Наследник Тавриды — страница 30 из 86

Графиня Гурьева не была простушкой и тоже предпочла бы подождать. Но мысль, будто кто-то успеет украсть у нее из-под носа «нильские воды», чуть только разлив спадет, сводила Авдотью Петровну с ума. Ей снился кринолин на излете и ажурная пена с блестками солнечной пыли. Наутро госпожа градоначальница решилась и, не сказав мужу ни слова, взяла полтысячи рублей ассигнациями. Бумажки плотно похрустывали у нее в ридикюле, когда коляска катилась по проспекту. Мадам Томазини встретила клиентку с почти турецким подобострастием. Но, скользнув глазами по шеренгам платьев, Авдотья Петровна не увидела шедевра. Сердце ее сжалось.

— А где туалет а-ля масленичный карнавал? — рассеянно осведомилась она, тая невольный трепет.

— Ах, мадам, как жаль, что вы приехали только сегодня, — прозвучал роковой ответ. — Ее сиятельство госпожа графиня послала за ним вчера вечером.

Гурьева едва не уронила ридикюль.

— Без примерки? — Ее губы изогнулись.

— Она сказала, что горничные подгонят. И заплатила вперед за лучший наряд, который пришлют в следующем месяце.

Ноги Авдотьи Петровны подкосились. Эта женщина не просто опередила ее! Она позаботилась о том, чтобы и впредь иметь фору перед соперницами! Неслыханно!

Время шло к утреннему чаю. В египетской гостиной графини Ланжерон собралась милейшая компания. Сама хозяйка, графиня Роксана Эделинг, урожденная Струдза, жена обер-гофмейстера Саксен-Веймарского двора, и визитировавший чету Ланжеронов Филипп Филиппович Вигель.

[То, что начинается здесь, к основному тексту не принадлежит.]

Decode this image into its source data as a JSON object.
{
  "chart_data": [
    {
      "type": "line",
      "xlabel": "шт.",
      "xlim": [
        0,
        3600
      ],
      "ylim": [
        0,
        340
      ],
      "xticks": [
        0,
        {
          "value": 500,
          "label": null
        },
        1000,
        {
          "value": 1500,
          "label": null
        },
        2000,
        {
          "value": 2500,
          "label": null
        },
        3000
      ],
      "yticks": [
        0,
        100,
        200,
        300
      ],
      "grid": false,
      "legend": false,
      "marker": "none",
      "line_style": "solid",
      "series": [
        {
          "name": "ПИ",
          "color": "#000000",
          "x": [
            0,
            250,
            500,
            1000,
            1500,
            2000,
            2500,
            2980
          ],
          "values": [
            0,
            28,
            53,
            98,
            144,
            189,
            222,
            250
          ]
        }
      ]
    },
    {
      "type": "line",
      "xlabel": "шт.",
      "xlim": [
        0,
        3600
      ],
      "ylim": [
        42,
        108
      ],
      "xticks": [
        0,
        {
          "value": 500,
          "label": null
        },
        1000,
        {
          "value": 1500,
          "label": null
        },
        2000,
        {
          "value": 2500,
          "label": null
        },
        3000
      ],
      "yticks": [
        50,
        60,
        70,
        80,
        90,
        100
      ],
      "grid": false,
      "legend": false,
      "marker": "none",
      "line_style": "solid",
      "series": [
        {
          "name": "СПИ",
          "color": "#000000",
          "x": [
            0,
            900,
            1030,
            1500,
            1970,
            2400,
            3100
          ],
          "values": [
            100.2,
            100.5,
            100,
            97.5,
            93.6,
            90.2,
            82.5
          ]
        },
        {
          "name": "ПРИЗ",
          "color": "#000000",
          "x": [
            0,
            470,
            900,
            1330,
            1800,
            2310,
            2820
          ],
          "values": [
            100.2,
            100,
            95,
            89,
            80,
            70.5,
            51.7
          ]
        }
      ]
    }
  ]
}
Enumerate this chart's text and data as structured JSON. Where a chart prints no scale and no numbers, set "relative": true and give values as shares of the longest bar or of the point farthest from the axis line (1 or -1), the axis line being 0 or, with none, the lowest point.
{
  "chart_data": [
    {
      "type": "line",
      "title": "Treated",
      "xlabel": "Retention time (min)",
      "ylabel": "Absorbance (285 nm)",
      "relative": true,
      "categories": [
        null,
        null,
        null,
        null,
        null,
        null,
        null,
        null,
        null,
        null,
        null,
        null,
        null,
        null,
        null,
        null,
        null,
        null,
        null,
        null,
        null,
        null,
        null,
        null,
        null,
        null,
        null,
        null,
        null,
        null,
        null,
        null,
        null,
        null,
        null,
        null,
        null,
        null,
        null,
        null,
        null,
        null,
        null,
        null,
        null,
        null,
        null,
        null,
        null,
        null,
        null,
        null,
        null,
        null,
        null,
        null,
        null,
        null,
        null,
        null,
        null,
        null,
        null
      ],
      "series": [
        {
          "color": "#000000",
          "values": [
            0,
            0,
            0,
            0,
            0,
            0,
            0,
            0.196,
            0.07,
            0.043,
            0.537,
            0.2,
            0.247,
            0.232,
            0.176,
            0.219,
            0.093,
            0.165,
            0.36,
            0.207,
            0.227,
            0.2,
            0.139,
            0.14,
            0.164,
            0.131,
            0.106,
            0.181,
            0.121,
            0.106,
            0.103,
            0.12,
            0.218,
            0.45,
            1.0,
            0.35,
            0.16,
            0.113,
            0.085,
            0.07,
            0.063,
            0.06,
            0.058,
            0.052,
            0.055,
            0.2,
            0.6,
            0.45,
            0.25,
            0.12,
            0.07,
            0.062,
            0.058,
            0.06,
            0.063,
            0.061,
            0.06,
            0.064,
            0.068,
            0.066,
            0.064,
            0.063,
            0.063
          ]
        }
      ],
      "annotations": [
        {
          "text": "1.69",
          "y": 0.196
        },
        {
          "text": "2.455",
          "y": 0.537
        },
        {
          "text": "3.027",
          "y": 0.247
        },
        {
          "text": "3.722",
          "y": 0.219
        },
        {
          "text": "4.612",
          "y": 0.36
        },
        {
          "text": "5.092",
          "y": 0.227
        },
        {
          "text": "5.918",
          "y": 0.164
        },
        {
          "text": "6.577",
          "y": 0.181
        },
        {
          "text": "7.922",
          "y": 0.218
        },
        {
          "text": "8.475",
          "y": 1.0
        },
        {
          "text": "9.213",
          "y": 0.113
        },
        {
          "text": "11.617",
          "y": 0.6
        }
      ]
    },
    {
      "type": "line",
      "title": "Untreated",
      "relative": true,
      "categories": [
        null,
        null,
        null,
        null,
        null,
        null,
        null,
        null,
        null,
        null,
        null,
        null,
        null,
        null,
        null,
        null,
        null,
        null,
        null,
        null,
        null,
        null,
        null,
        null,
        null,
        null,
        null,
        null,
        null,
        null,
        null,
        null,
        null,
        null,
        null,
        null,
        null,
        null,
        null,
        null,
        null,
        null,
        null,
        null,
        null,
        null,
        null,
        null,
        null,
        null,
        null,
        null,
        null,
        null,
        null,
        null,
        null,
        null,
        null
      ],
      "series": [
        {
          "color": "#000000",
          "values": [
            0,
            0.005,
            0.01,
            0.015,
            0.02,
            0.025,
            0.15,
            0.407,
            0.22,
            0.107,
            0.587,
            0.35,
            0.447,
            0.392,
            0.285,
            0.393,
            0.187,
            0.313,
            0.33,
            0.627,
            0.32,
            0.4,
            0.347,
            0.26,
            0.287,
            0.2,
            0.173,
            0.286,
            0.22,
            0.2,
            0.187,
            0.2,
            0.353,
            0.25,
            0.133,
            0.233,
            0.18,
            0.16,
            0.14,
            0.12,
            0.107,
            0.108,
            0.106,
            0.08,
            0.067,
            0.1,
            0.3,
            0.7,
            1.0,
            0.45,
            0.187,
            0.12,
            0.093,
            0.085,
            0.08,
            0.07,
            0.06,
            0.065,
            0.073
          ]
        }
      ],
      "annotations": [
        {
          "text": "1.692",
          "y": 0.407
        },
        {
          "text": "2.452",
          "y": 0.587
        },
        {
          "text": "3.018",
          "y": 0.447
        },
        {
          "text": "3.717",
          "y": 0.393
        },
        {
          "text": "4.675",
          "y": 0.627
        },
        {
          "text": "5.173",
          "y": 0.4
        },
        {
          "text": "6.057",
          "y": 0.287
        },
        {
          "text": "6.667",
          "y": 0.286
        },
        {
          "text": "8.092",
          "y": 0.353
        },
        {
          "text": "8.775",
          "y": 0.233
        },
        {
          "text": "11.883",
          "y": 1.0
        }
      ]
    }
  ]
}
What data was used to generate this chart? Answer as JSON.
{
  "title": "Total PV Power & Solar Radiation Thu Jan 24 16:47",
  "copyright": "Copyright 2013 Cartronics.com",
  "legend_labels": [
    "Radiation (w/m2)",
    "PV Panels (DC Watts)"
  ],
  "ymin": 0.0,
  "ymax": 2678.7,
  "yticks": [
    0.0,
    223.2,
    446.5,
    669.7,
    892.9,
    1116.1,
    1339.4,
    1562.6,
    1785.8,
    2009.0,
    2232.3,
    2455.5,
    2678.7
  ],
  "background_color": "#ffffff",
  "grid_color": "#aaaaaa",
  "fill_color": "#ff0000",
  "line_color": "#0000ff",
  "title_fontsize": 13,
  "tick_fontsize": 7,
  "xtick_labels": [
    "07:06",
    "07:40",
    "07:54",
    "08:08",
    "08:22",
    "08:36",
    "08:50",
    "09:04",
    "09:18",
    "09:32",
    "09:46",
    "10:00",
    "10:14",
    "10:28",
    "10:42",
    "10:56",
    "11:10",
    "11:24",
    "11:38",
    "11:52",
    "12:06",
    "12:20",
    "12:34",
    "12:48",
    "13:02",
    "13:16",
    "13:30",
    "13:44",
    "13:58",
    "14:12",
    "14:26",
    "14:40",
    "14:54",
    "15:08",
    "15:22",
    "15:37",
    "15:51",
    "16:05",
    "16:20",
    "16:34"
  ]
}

Невинно шутили, мыли кости соседям. Как вдруг за окном застучали колеса, послышался стук отворяемых лакеями дверей, шум атласных юбок на лестнице, и в комнату влетела госпожа Гурьева с красными пятнами на щеках.

— Что с вами, милочка? — воскликнула Роксана, поднимаясь ей навстречу. — На вас лица нет!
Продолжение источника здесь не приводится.